到底要揹負多重的罪孽,忍受多少心裡的折磨呀。
葉明飛心大痛,爲那個倔強卻又可憐的女子心痛。
難怪她會滿身傷痛,難怪她會落寞孤寂,難怪她的眉宇間總是縈繞着一股淡淡的哀愁,揮之不去。
經歷了那惡夢般的屠殺,怎麼可能再天真,怎麼可能不沉重?
不用猜他也能知道她回到這裡的目的是什麼了,報仇!
那樣的女子,一身傲骨,疾惡如仇,她回到這裡,肯定是揹負着滿身罪孽,回來報仇贖罪的。
“大長老比我早一步得知她的消息,我得到
消息的時候,已經晚了,派人過去,那裡已是一片血海。”葉震中說着心大痛,最愛的兒子死了,他卻沒有保護好他的女兒,令她受了那麼多的罪。
“明兒,以後對她要疼着點。”
葉明飛堅定地點點頭,不用葉震中吩咐,他也會的。
如此可憐的女子,值得天下人用盡一切去呵護,更何況,她還是他的七妹,是他最敬重的大伯的遺孤。
從別人的嘴裡,再次聽到那夜的悲慘,初夏差點沒忍住。
她伸出手,死死地捂着自己的嘴巴,防止自己哭出聲來。
仰起頭,用盡全力把眼睛睜大,不讓自己流淚。
她說過,在鳳川大陸上,是她最後一次流淚,從此以後,她的生命裡,再沒有淚水。
淚水,是弱者的表現。
從房檐上輕輕落下,轉身沒入黑夜裡,來無影去無蹤,不驚動一草一木,她已經遠離了葉震中的書房。
才一離開,她就再也忍不住了,躲在一處偏僻的拐角,獨自舔着自己的傷口,她沒有哭,而是不斷地擰着自己的手臂,通過身體的疼痛,來麻痹心裡的痛。

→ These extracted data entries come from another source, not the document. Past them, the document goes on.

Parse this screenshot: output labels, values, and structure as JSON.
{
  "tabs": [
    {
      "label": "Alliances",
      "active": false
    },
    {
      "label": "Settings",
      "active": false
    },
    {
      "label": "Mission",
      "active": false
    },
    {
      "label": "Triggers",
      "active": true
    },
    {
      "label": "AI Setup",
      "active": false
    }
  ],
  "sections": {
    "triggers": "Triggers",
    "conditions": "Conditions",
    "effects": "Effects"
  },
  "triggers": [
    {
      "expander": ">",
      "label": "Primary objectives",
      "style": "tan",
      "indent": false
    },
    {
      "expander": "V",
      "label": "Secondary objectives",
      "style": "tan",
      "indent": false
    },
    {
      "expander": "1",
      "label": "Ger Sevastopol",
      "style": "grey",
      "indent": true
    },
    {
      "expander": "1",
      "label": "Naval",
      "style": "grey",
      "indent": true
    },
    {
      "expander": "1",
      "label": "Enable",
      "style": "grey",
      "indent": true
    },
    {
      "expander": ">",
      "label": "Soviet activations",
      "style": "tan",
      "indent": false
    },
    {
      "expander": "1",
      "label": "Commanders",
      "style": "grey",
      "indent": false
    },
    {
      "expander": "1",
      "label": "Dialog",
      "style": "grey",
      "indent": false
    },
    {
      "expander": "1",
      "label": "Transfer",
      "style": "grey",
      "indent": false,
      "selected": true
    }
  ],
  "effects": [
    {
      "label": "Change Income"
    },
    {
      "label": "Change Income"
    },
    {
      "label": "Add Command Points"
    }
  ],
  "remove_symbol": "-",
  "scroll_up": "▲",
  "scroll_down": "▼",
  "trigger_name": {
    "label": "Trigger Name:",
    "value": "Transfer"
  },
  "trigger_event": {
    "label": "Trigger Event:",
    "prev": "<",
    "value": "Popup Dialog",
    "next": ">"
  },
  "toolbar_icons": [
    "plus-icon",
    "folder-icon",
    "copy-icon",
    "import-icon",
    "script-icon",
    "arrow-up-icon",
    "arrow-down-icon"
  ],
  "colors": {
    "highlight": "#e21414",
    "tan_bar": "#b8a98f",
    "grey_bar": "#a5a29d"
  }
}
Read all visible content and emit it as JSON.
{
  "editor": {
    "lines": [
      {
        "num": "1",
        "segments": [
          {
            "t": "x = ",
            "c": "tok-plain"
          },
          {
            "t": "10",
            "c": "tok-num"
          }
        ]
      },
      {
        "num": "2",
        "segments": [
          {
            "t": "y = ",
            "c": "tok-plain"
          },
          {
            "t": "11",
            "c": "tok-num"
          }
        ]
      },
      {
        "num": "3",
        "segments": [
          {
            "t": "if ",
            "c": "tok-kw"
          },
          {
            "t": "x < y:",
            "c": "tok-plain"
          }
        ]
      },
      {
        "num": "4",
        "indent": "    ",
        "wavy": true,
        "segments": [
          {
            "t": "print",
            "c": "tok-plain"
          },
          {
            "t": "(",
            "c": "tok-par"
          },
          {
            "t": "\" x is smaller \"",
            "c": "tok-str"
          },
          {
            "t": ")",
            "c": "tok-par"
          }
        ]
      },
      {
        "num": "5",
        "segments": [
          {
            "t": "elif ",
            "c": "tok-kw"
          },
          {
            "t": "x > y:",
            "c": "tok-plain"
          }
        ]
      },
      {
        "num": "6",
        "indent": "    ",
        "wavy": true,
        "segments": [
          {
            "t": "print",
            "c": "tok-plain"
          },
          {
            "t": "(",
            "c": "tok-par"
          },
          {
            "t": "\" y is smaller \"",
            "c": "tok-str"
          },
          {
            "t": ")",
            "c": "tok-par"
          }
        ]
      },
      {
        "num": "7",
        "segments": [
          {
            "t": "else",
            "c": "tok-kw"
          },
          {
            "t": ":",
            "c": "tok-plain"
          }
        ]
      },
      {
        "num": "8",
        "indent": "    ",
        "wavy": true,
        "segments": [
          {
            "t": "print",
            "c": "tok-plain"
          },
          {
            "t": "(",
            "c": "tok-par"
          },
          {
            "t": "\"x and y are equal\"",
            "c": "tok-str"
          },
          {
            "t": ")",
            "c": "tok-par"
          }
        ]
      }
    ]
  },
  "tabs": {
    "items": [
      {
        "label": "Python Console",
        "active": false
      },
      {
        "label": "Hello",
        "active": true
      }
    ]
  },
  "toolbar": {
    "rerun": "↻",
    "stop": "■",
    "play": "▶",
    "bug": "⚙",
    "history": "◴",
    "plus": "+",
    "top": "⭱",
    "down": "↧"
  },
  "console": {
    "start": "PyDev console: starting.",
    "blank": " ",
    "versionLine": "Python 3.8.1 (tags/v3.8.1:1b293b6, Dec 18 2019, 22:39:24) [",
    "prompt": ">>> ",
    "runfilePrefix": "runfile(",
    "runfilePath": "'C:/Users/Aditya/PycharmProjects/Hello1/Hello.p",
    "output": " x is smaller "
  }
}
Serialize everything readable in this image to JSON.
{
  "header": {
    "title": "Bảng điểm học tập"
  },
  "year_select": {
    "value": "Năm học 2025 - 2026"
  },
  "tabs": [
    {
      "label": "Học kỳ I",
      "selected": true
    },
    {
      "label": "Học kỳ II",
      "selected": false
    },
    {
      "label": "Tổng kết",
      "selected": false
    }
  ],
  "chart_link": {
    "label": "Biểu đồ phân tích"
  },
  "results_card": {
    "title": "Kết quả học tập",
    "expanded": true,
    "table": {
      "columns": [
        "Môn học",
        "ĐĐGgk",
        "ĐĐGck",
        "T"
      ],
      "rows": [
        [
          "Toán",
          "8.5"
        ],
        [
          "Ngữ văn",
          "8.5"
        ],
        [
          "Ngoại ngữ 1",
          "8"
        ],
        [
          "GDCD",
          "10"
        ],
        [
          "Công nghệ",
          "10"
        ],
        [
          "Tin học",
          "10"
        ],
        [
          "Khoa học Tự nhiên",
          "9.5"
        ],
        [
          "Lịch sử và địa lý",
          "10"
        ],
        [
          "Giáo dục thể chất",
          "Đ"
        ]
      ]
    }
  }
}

只是,身體上的這些痛,對於那撕心裂肺的心靈創傷來說,是那樣的微不足道。
擡頭看向天空那輪瘦小的明月,深吸了幾口氣,她終於把自己的情緒全都藏了起來。
眼神泛着寒冷的光,比這寒夜裡的月光理清冷。
從剛剛葉震中和葉明飛的對話裡,她瞭解到一個信息,鳳川大陸上的事情,是大長老一派的人做的。
當然,這僅僅是表面上的信息,對她來說,可信度僅有三分。
誰知道這會不會是葉震中和葉明飛的計謀。
萬一他們知道了她會去而復返,專門設計了這麼一出,引導她往大長老的方向走呢,這也是不無可能的。
她隱藏氣自己的功力是很強,但也不是絕對萬無一失的,葉震中雖說大權旁落,但怎麼說他也上位多年,警覺性自然不會差到哪裡去。
就算能知道她就在房檐上,也很正常。
現如今,她能相信的,只有自己。
這件事情,她還要再進一步確認。
整理好自己的情緒,初夏剛想回到自己的夏雨軒,才一步踏出,就看到一個人影朝着她這邊走了過來。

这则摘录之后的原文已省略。